臉和衣服都被泥弄髒了,但是那種笑容和平時的小翼一樣。她手中拿著手電筒。
「小、翼……」
我不經意發出聲音,小翼便擦了一下眼角,然後又對我露出笑容。
「哪裡受傷了嗎……但是,沒有出血吧。」
她一邊掃去黑色花瓣,一邊確認我的身體狀態。
「腦袋碰到了?」
我搖頭,小翼便瞪了一下通過斜面上方的步道。
「在這的話,可能會繼續往下滑,我們爬上去吧。然後我會帶你去醫院的。」
小翼的手臂撐起我的身子。她的手溫暖得讓我不覺得我們同樣是人類。不,或許是我的身體太冷了。
「小、翼……?」
「沒事了。已經沒事了。」
不斷被泥絆住腳,數次從斜面滑下去,小翼奮力把我的身體往平坦的道路上拉。
我知道。自從她那次受傷以來,她下樓梯的時候一定會抓著扶手。而她現在正雙手抱著我一步一步攀登陡峭的斜面。
即使到達了平坦的步道,小翼也不等急促的呼吸恢復就行動了起來。她把我背到背上,從趴著的狀態站起來,邁開步子。
我很久沒有這麼近距離看過她的臉了。互相臉頰上都沾著泥,泥碰到一起發出黏黏的聲音。她滿身是泥,比躺倒在土上的我還要髒。來這裡的路上,她究竟幾次摔倒、幾次爬起來呢。
這時,我注意到她走路的頻率有點不規則。她拖著右腳,每當她把自己和我兩人份的重量承載在上面,就會咬緊牙關。
「小翼,你受傷了嗎?」
「哈哈,我居然會被現在的日和擔心呢~。」
她為什麼在笑呢。明明一定很痛,明明一定很重。
我們來到跨在流入九重湖的河流上的橋。她抓緊生鏽的欄杆,一邊拉著一邊前進,仿佛那就是生命線一樣。

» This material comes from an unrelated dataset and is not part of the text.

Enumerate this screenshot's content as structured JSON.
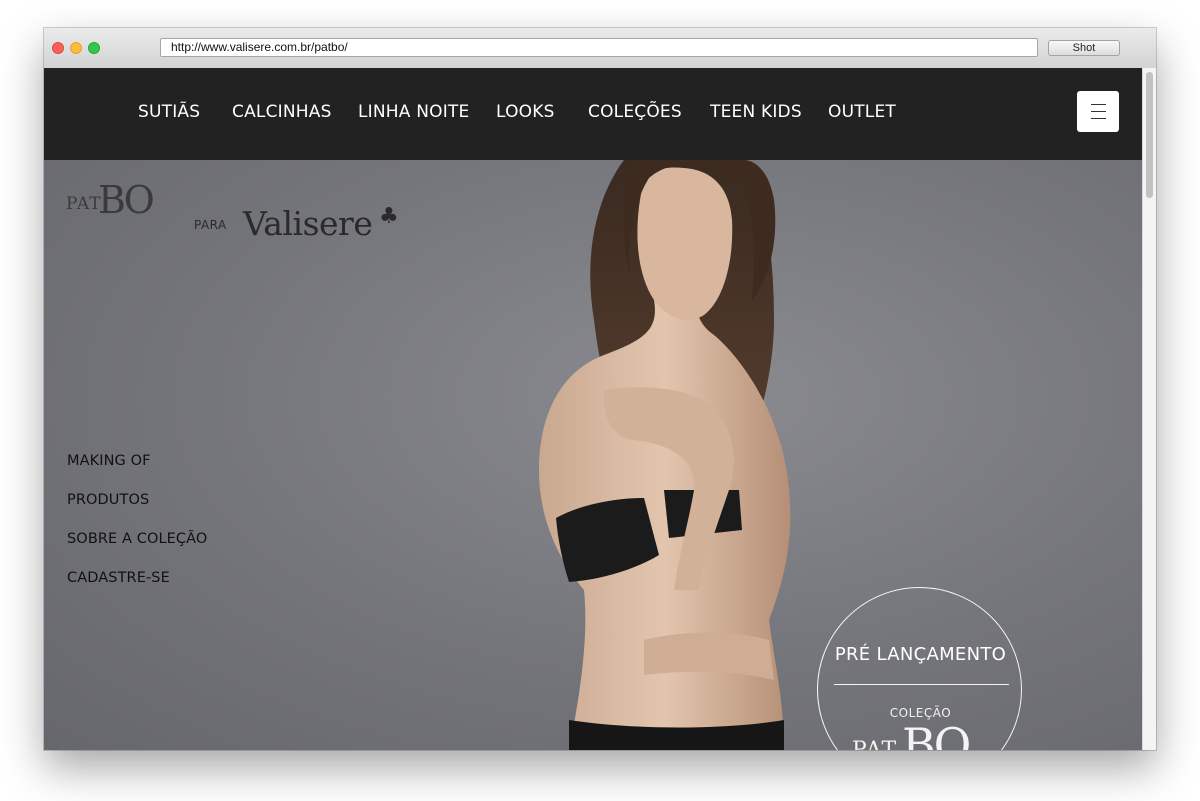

以前賽跑的時候,到達橋對面用不了一分鐘,可是現在那裡卻十分遙遠。
「嘖……!」
在橋的正中間,小翼踩到吸收了雨水的花瓣,腳下一滑。
我靠在了橋的欄杆上,但是小翼當場猛地倒了下去。
「好疼~。抱歉啊。日和……」
起身的時候,我第一次正面看到了她拖著的右腿。有一大片擦傷。血、泥,還有黑色的花瓣混在一起,變得好像顏色混得亂七八糟的調色板一樣。
「小翼,你的腿……」
「誒?啊,沒關係沒關係。只是稍微擦到了而已。」
「不是沒關係啊……」
她那天從階梯上摔下去的樣子,在眼前重合。
「為什麼……」
我原以為自己的身體已經乾涸了,但淚水還是涌了出來。
「我……淨是在傷害小翼……」
我在玷污體貼的你、堅強的你。
「抱歉啊,小翼。就算了吧。」
視野在閃爍。不,在明滅的或許是我的身體。櫻色的濾鏡覆蓋著視野。
「算了。真的算了……」
身體沒了力氣,同時風吹了起來。暢通無阻的風穿過了橋,同時輕輕抬起了我的身體。我仿佛櫻花的花瓣一樣浮到了空中。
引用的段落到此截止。